Richard Hanania

Richard Hanania (born August 28, 1985) is an American political science researcher and right-wing political commentator.[3] He is the founder and president of the think tank Center for the Study of Partisanship and Ideology (CSPI).[4][5][6] He has written for The Washington Post,[3] The New York Times, The Atlantic,[5] and Quillette.[5] He wrote The Origins of Woke and publishes his newsletter on Substack.
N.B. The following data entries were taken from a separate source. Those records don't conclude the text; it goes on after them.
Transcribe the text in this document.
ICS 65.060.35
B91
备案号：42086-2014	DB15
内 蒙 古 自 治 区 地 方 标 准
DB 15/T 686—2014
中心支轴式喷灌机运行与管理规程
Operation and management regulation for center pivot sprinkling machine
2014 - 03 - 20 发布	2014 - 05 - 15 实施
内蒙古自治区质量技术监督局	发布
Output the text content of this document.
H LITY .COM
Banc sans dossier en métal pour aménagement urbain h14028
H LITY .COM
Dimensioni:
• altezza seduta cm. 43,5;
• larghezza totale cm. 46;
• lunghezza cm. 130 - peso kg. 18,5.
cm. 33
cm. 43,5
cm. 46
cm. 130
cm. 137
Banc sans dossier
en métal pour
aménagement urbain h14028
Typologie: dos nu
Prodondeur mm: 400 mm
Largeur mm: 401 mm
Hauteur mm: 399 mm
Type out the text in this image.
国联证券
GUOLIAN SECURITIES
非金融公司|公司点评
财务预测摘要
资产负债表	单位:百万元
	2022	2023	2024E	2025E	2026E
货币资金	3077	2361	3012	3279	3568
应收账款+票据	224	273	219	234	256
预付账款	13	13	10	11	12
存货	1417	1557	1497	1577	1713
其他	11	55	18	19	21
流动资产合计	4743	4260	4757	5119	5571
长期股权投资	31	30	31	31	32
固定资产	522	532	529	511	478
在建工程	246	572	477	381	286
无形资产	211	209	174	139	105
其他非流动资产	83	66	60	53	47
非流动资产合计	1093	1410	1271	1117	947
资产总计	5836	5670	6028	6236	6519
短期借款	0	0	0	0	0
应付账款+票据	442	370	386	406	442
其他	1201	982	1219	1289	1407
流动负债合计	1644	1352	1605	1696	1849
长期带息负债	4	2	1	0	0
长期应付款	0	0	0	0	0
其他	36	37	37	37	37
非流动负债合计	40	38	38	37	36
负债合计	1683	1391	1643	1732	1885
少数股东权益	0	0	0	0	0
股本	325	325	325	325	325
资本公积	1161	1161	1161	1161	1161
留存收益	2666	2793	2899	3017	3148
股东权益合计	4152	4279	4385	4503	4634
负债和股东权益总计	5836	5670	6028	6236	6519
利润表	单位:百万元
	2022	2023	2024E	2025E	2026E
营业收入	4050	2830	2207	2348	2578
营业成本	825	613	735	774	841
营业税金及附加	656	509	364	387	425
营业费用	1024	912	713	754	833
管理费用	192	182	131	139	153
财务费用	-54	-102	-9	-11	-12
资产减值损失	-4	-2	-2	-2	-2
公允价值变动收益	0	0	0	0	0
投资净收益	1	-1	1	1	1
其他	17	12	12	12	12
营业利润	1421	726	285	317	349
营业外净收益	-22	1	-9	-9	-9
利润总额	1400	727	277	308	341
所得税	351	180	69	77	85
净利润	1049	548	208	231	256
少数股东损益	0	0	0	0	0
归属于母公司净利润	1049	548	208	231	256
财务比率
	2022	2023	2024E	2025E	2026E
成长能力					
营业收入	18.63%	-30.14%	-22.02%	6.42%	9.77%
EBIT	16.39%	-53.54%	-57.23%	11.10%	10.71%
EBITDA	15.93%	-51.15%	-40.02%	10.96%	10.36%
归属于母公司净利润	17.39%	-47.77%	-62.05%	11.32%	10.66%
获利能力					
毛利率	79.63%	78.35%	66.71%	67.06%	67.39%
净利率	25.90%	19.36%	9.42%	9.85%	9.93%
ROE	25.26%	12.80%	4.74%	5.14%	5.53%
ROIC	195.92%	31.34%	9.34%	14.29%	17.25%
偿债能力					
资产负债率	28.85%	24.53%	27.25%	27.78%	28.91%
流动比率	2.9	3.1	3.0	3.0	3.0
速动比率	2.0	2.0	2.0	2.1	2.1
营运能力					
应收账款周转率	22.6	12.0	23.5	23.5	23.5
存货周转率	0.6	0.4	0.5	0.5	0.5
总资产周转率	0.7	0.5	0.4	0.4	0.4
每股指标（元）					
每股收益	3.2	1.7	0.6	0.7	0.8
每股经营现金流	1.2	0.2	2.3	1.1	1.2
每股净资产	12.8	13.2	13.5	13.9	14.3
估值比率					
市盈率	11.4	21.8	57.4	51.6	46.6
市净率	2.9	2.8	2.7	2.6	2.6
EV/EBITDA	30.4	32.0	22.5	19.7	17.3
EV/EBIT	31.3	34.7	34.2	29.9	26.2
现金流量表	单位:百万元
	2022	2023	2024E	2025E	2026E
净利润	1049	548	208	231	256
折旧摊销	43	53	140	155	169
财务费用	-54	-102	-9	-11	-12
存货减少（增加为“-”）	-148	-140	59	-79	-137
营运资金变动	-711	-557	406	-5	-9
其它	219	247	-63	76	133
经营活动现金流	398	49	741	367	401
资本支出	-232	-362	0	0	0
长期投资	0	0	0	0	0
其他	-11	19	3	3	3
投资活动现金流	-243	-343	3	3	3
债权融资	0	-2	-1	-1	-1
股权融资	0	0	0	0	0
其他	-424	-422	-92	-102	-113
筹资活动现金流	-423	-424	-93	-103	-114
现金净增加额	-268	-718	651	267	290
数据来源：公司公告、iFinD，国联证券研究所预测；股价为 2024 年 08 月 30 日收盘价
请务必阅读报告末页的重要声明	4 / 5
Between 2008 and the early 2010s, Hanania wrote for alt-right and white supremacist publications under the pseudonym Richard Hoste.[6][7] He acknowledged and disavowed his writing under the pseudonym when it was reported in 2023.[6][5] A number of journalists have said that Hanania continues to make racist statements under his own name.[4][8] Hanania was a contributor to Project 2025 regarding diversity, equity, and inclusion practices.[9] Since then, he has become more critical of the second Trump administration and the MAGA movement. https://en.wikipedia.org/wiki/Richard_Hanania

  • He is often labeled as a libertarian,[6] but he supports limiting civil liberties through increased police power aimed at Black Americans and has praised mass arrests in El Salvador.[5] In a 2023 essay, Hanania wrote that the only way to reduce crime is "a revolution in our culture or form of government. We need more policing, incarceration, and surveillance of black people. Blacks won't appreciate it, whites don't have the stomach for it."[5][23][24] The essay caught the attention of Elon Musk, who called it "interesting".[6] In his 2023 book The Origins of Woke, Hanania argues that central causes of "wokeness" are the Civil Rights Act of 1964 and multiple inventive court decisions and executive orders.